Their stress can be physically paralyzing: My parents’ immigrant friends would routinely get bouts of diarrhea before appointments with German doctors or bureaucrats. Some still break out in sweat, stutter, and get high blood pressure 15 years after the move. In this context, any uni-directional integrationist language policy looks isolating. This is not to say that migrants shouldn’t learn the hosts’ language(s) but rather that it takes two to tango—cue Samsung. Basically, an integrated community, whatever its size, should function like a decent integrated school.
This brings me to the video’s second paradigm flip, connected to the simple question: Why learn languages? The past year’s Anglophone headlines have spewed a host of reasons with a neo-liberal, individualist slant. Language learning has become the latest wellness fad. Chinese, Arabic, or Spanish, we hear, are good for brain development and memory, math skills, careers, national GDPs, labor markets, and economies. When I poll my college-level language students about their motivations, at the most they add interactions with close family members or significant others to the list. In short, many have already been seduced by the system that offers no room for learning a language for entirely unselfish reasons. Isn’t it deeply ironic that it takes a corporate commercial to hint at an alternative?
It seemed to inspire a few viewers. “I asked myself how come we don’t learn [sign] ‘language’ at school. It’s time to change that,” one commented on YouTube. And it is changing. A month ago, New Jersey Senate passed bill S1760, meant to recognize American Sign Language as a foreign language sufficient to fulfill the state’s high school graduation requirement. The bill is now at the Assembly Higher Education Committee. If the reaction to Muharrem’s tears is any indication, the law ought to be eagerly anticipated. Instead, ambivalence prevails.
On the one hand, there is no lack of lobbyists for the change: ASL, according to the latest Modern Language Association report, has the fastest-growing enrollments. “I think it’d be a lot more useful than the French I took,” a reader of an NJ.com article writes. Several mothers of dyslexic children second that.
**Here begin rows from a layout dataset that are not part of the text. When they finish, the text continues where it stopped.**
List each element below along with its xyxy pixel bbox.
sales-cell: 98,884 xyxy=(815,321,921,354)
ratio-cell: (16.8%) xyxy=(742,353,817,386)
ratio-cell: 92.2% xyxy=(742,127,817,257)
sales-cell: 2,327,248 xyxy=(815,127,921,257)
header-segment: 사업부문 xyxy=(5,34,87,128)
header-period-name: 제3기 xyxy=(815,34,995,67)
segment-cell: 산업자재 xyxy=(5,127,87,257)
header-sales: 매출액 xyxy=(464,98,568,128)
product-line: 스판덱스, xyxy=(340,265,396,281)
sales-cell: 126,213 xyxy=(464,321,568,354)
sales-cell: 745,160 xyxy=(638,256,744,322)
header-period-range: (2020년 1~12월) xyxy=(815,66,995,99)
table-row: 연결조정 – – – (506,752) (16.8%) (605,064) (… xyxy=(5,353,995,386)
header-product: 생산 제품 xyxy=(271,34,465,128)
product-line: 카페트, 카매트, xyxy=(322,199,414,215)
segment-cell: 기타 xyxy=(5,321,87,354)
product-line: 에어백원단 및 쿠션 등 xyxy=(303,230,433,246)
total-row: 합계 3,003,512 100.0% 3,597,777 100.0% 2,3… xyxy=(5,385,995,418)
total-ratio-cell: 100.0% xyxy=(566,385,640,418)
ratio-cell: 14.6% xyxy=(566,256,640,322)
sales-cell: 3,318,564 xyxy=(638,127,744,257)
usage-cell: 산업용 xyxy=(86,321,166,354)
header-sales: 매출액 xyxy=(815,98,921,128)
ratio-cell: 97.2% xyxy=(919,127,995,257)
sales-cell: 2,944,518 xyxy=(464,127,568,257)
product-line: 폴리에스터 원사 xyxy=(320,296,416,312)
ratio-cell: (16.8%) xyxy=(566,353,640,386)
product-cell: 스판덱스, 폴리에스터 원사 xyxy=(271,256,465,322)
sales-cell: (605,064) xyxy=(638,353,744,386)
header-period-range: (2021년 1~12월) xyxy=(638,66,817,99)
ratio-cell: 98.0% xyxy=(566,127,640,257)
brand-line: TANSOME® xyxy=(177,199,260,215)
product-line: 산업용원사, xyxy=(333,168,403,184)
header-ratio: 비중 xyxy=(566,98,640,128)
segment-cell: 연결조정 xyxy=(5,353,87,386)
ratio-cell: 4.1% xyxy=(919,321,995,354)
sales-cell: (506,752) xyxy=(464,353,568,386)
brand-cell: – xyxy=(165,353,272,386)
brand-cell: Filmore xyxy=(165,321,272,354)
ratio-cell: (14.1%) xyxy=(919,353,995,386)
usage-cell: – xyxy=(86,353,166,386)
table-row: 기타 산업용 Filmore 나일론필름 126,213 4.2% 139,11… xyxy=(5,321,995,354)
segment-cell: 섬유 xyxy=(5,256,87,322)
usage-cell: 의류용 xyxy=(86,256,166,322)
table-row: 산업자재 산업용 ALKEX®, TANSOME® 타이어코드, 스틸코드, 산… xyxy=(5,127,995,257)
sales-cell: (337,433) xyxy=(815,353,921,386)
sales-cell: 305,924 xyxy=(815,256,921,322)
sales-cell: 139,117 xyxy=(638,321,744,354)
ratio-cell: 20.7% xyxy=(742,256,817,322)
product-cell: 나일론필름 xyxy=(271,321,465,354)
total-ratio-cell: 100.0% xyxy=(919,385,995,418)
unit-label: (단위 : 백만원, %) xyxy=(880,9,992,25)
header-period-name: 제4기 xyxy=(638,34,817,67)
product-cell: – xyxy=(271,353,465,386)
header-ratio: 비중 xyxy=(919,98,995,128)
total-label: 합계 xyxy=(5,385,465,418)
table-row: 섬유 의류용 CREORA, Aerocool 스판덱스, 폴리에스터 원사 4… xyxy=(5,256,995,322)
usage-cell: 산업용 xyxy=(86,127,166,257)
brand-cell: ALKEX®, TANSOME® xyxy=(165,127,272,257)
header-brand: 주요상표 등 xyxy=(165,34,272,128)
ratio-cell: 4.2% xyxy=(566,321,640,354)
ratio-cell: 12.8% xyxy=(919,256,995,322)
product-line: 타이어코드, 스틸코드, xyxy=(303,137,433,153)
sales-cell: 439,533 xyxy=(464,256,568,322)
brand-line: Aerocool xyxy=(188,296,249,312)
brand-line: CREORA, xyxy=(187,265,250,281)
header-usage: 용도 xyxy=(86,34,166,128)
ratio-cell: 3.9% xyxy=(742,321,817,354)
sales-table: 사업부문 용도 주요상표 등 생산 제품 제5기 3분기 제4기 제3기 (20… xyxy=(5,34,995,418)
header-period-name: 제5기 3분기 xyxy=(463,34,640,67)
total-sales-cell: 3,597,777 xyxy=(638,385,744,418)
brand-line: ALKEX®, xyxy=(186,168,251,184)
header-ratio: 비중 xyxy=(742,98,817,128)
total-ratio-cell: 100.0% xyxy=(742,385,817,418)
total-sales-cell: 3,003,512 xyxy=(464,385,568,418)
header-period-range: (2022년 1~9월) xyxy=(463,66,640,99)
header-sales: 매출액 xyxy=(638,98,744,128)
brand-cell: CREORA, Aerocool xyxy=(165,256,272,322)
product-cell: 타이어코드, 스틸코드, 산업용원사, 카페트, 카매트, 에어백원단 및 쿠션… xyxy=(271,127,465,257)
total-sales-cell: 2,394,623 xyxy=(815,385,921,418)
On the other hand, many endorsements come with a cynical edge: “If you’re going to force kids to learn a foreign language, this option has some good benefits,” another commenter adds. The second chimes in: “Frankly, more widespread use of ASL could have some benefits; the first that comes to mind is less noise. 🙂 I imagine there may be others.” “Excellent idea … as long as it is an elective, not a requirement,” suggests the third. Several oppose: “A foreign language should not be a requirement to begin with.” In short, discussions of ASL get bogged down in the same quagmire of objections as those of any other language. Because it is just another language. And because people don’t see a use for it beyond the neo-liberal wellness-career mantra.
But there is a use. Over the past 15 years, language professionals have been obsessing with the so-called “5 C’s,” the cornerstones of language learning: communication, culture, connections, comparisons, and communities. Is it an accident that communities (“learners use the language both within and beyond the classroom to interact and collaborate in their community and the globalized world”) is the last item on the list? “The lost C” has been the despairing educators’ shorthand for them. It’s time to go find it.
Then, with Muharrem’s tears in mind, #learnalanguageforaneighbor? So that corporations like Samsung don’t come off more human than people.